1990 yılında Sovyetler Birliği ile Varşova Paktı dağıldığında oluşan ‘tek kutuplu’ dünyada ABD emperyalizmi ‘tek hegemon güç’ olacağını var saymıştı. Nitekim oluşan ‘geçici statüko’ ABD’ye belli avantajlar sağladı. Kontrol altına almak istediği ülkelerin bazılarını savaş aygıtı NATO’yu da suçuna ortak ederek işgal etti. Diz çökmeyen ülkeleri ya doğrudan emperyalist işgal savaşlarıyla ya darbelerle ya da ağır ambargo ile teslim almaya çalıştı. Afganistan, Irak, Libya, Suriye gibi ülkeleri yakıp yıktı, halkları kıyımdan geçirdi ancak hedeflerine ulaşamadı.

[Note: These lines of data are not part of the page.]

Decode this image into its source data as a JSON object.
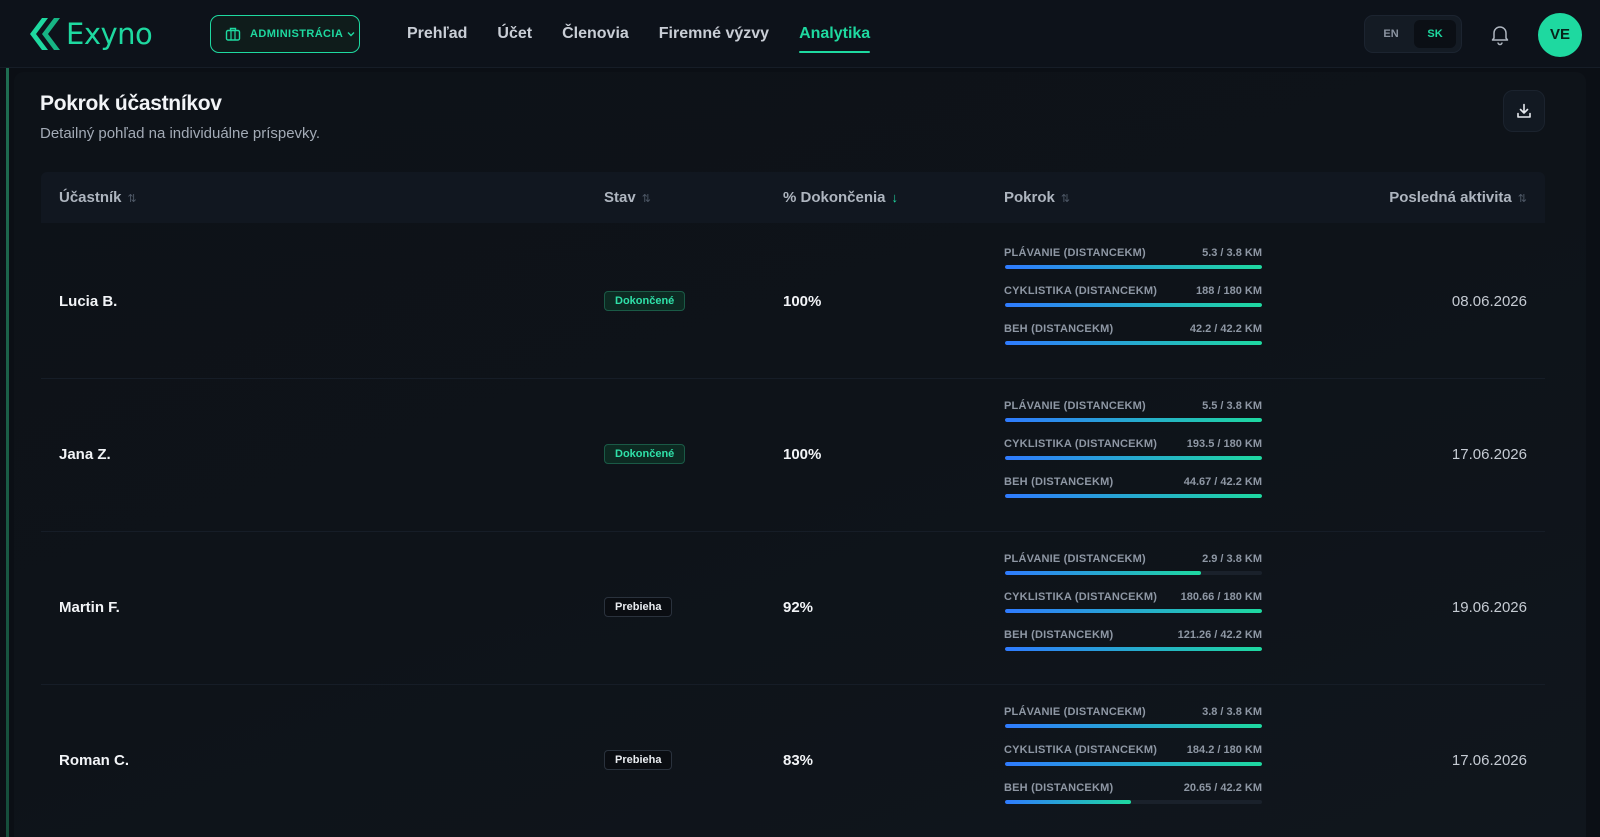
{
  "app": {
    "brand": "Exyno",
    "org_button": "ADMINISTRÁCIA",
    "nav": [
      {
        "label": "Prehľad",
        "active": false
      },
      {
        "label": "Účet",
        "active": false
      },
      {
        "label": "Členovia",
        "active": false
      },
      {
        "label": "Firemné výzvy",
        "active": false
      },
      {
        "label": "Analytika",
        "active": true
      }
    ],
    "languages": [
      {
        "code": "EN",
        "active": false
      },
      {
        "code": "SK",
        "active": true
      }
    ],
    "avatar_initials": "VE",
    "accent_color": "#1ed9a0"
  },
  "section": {
    "title": "Pokrok účastníkov",
    "subtitle": "Detailný pohľad na individuálne príspevky."
  },
  "table": {
    "columns": [
      "Účastník",
      "Stav",
      "% Dokončenia",
      "Pokrok",
      "Posledná aktivita"
    ],
    "rows": [
      {
        "name": "Lucia B.",
        "status": "Dokončené",
        "status_type": "done",
        "percent": "100%",
        "progress": [
          {
            "label": "PLÁVANIE (DISTANCEKM)",
            "value": "5.3 / 3.8 KM",
            "fraction": 1
          },
          {
            "label": "CYKLISTIKA (DISTANCEKM)",
            "value": "188 / 180 KM",
            "fraction": 1
          },
          {
            "label": "BEH (DISTANCEKM)",
            "value": "42.2 / 42.2 KM",
            "fraction": 1
          }
        ],
        "last_activity": "08.06.2026"
      },
      {
        "name": "Jana Z.",
        "status": "Dokončené",
        "status_type": "done",
        "percent": "100%",
        "progress": [
          {
            "label": "PLÁVANIE (DISTANCEKM)",
            "value": "5.5 / 3.8 KM",
            "fraction": 1
          },
          {
            "label": "CYKLISTIKA (DISTANCEKM)",
            "value": "193.5 / 180 KM",
            "fraction": 1
          },
          {
            "label": "BEH (DISTANCEKM)",
            "value": "44.67 / 42.2 KM",
            "fraction": 1
          }
        ],
        "last_activity": "17.06.2026"
      },
      {
        "name": "Martin F.",
        "status": "Prebieha",
        "status_type": "prog",
        "percent": "92%",
        "progress": [
          {
            "label": "PLÁVANIE (DISTANCEKM)",
            "value": "2.9 / 3.8 KM",
            "fraction": 0.763
          },
          {
            "label": "CYKLISTIKA (DISTANCEKM)",
            "value": "180.66 / 180 KM",
            "fraction": 1
          },
          {
            "label": "BEH (DISTANCEKM)",
            "value": "121.26 / 42.2 KM",
            "fraction": 1
          }
        ],
        "last_activity": "19.06.2026"
      },
      {
        "name": "Roman C.",
        "status": "Prebieha",
        "status_type": "prog",
        "percent": "83%",
        "progress": [
          {
            "label": "PLÁVANIE (DISTANCEKM)",
            "value": "3.8 / 3.8 KM",
            "fraction": 1
          },
          {
            "label": "CYKLISTIKA (DISTANCEKM)",
            "value": "184.2 / 180 KM",
            "fraction": 1
          },
          {
            "label": "BEH (DISTANCEKM)",
            "value": "20.65 / 42.2 KM",
            "fraction": 0.489
          }
        ],
        "last_activity": "17.06.2026"
      }
    ]
  }
}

Kapitalizmin eşitsiz gelişme yasasının kaçınılmaz sonucu olarak ABD gerilerken, farklı güçler ise yükselmeye devam etti. Son 25 yılın savaşlarının temel nedeni bu gidişatı durdurmaktı. Joe Biden’ın başa geçmesinden sonra ABD’nin uluslararası politikada daha agresif bir yönelime girmesi de aynı amaca yöneliktir. Ancak tüm çabalarına rağmen, trendi tersine çeviremiyor. Başta Çin ve Rusya olmak üzere farklı güçlerin yükselişi devam ediyor.
ABD dış politikasında Çin, artık açıkça ‘baş düşman’ ilan ediliyor. Çünkü 1980’lerden itibaren Çin, batılı kapitalist tekellerle pazarlıklara başlamış, işletmelerin bir kısmını özelleştirmiş, ülkeyi sermaye grupları için ucuz emek gücü cennetine dönüştürmüştür. Bu yolla hızlı bir biçimde kapitalist dünya sistemine entegre olmuş, büyük tekellerin yanı sıra Çinli kapitalistler de aşırı sömürüden pay alarak palazlanmıştır. Gelinen yerde devasa bir güce ulaşan Çin, emperyalist kapitalizmin dengelerini sarsan bir rol oynuyor.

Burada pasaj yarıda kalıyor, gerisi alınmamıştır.